Sporadically delivered thoughts on Continuous Delivery

ITIL Can Suck, but Shouldn't

| Comments

The pattern of my career over the past five years or so has involved moving newish, smallish internet/software companies to a post-startup hosting infrastructure. My past three companies were all small companies that developed and hosted internet applications, either for clients (in one case) or their own products. My role in each case was to move things to a more mature infrastructure, with configuration management, monitoring, directory services, and the other pieces needed to be able to manage a growing sprawl of servers and applications.

My focus has been much more on the technical than on the people processes for running and supporting the infrastructures. In my current job, the team I’ve brought in and the infrastructure we’ve built has reached a decent level, although there’s certainly plenty more to do technically. But looking at what we’ve done and what I want to do next, I’ve realized thatrather than moving on and doing the same thing at another company, the more interesting challenge will be to take things to the next level.

The next level for me is going beyond the technical to focus on the people and processes. The technology infrastructure is going to grow in size and sophistication, including spreading to multiple data centres globally, but the technical challenges seem like more of the same to me. The challenges that seem newer and more intriguing to me personally are more along the lines of how the hell we’re going to organize and coordinate people doing development, infrastructure, and support in three, four, or more countries.

So I went on a course in ITIL version 3. Yikes. ITIL is basically a blueprint for organizing a huge IT operation with lots of bureaucratic processes, forms, and signoffs that will make it nearly impossible to get anything done, and ensure that responsibilities are divided so that nobody who is doing anything productive sees the big picture.

I don’t think it has to be this way. I actually did find the course useful, although not as useful as it could have been given that most of the people on it were more interested in ticking off the certification than getting ideas on how to improve the organisations they work at. There were some pretty interesting people there, some of whom were obviously interested in fixing real problems “back home”. If the course had been more of a workshop where we shared war stories and ideas, it would have rocked.

A lot of the concepts in ITIL are useful, I think it’s more a matter of using your head when applying them, making sure to adapt the ideas in ways that fit your needs and objectives. It’s very easy to see how an organisations, especially large ones, take the ITIL material and use it to build horribly inefficient IT structures. I’ve worked with companies that use ITIL this way, and the course shed light on how they got this way.

The biggest problem with ITIL is that it’s presented with clearly defined “phases” of strategizing, desiging, deploying (“transitioning”), operating, and improving IT services. This is an invitation to a waterfall model, where (as in at least one organization I know of) each phase can even be run by a completely different team of people.

So one group designs the service, hands it off to another than rolls it out (tests and installs it), and then hands off to a completely separate team that supports it. In the organisation I’ve encountered, the operations team hasn’t got the vaguest clue about the service.

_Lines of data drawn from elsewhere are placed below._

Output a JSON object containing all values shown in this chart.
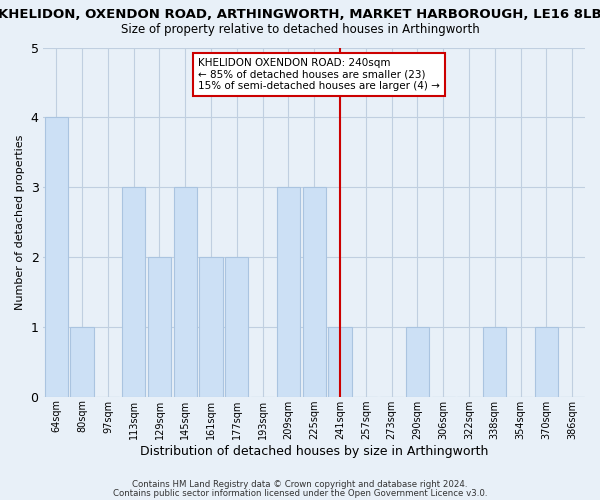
{
  "title_line1": "KHELIDON, OXENDON ROAD, ARTHINGWORTH, MARKET HARBOROUGH, LE16 8LB",
  "title_line2": "Size of property relative to detached houses in Arthingworth",
  "xlabel": "Distribution of detached houses by size in Arthingworth",
  "ylabel": "Number of detached properties",
  "bar_labels": [
    "64sqm",
    "80sqm",
    "97sqm",
    "113sqm",
    "129sqm",
    "145sqm",
    "161sqm",
    "177sqm",
    "193sqm",
    "209sqm",
    "225sqm",
    "241sqm",
    "257sqm",
    "273sqm",
    "290sqm",
    "306sqm",
    "322sqm",
    "338sqm",
    "354sqm",
    "370sqm",
    "386sqm"
  ],
  "bar_heights": [
    4,
    1,
    0,
    3,
    2,
    3,
    2,
    2,
    0,
    3,
    3,
    1,
    0,
    0,
    1,
    0,
    0,
    1,
    0,
    1,
    0
  ],
  "bar_color": "#cce0f5",
  "bar_edge_color": "#aac4e0",
  "vline_x_index": 11,
  "vline_color": "#cc0000",
  "annotation_title": "KHELIDON OXENDON ROAD: 240sqm",
  "annotation_line1": "← 85% of detached houses are smaller (23)",
  "annotation_line2": "15% of semi-detached houses are larger (4) →",
  "annotation_box_color": "#ffffff",
  "annotation_box_edge": "#cc0000",
  "ylim": [
    0,
    5
  ],
  "yticks": [
    0,
    1,
    2,
    3,
    4,
    5
  ],
  "footer_line1": "Contains HM Land Registry data © Crown copyright and database right 2024.",
  "footer_line2": "Contains public sector information licensed under the Open Government Licence v3.0.",
  "bg_color": "#e8f0f8",
  "plot_bg_color": "#e8f0f8",
  "grid_color": "#c0cfe0"
}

Of course the transition process involves “knowledge transfer” where the people who set up the service train the support team, but anybody who’s done this stuff in the real world should know better.

Knowledge that is transferred in a handover process is never, ever, ever going to be learned as well as knowledge that comes from actually being involved throughout the whole process. Having some hands-off manager (ahem) overseeing things all the way through doesn’t cut it, the people who will actually be diving into runtime problems with an application need to have gotten their hands dirty trying to install the application, and even have pitched into meetings where the details of how the application should be integrated into the infrastructure.

Otherwise, you’re going to end up in the situation of my nameless organisation, one which is actually often held up as an exemplar of ITIL. They host an application on their servers, installed by the transition team, and their support team had training on how to log into the server and investigate problems with it. But when users call up with problems, the support people, who probably support dozens of applications, have forgotten all of this. They call up the software vendor - who have no access to the servers.

Can you imagine how incompetent your organisation looks when it’s clear that your support people have no idea that the application they support is run by their own company?

But I do think it’s possible to take many of the ideas of ITIL and apply them in a more agile manner. A bit of Googling shows I’m not the only one who thinks so, but that there doesn’t seem to have been much work done on the idea, at least publicly. It’s certainly something that would take a bit of thought and work.

My first thought, clearly, is that an agile IT services process would have to embrace the lean management principle of empowerment by having the “workers” (for lack of a better word) involved throughout the process.

I’ve also thought that the kanban approach to agile is paricularly suited to a sysadmin team, since it does away with the iterations/release cycle in favor of a queue of tasks that people pull from when they find they’ve got spare capacity.

Anyway, I’m looking forward to thinking this stuff through and trying out ideas over the next year. Although I’m going to be far less hands-on technically, my focus does need to involve a thorough understanding of the technical aspects of what we’re doing, so I don’t think I’m going to become a total suit.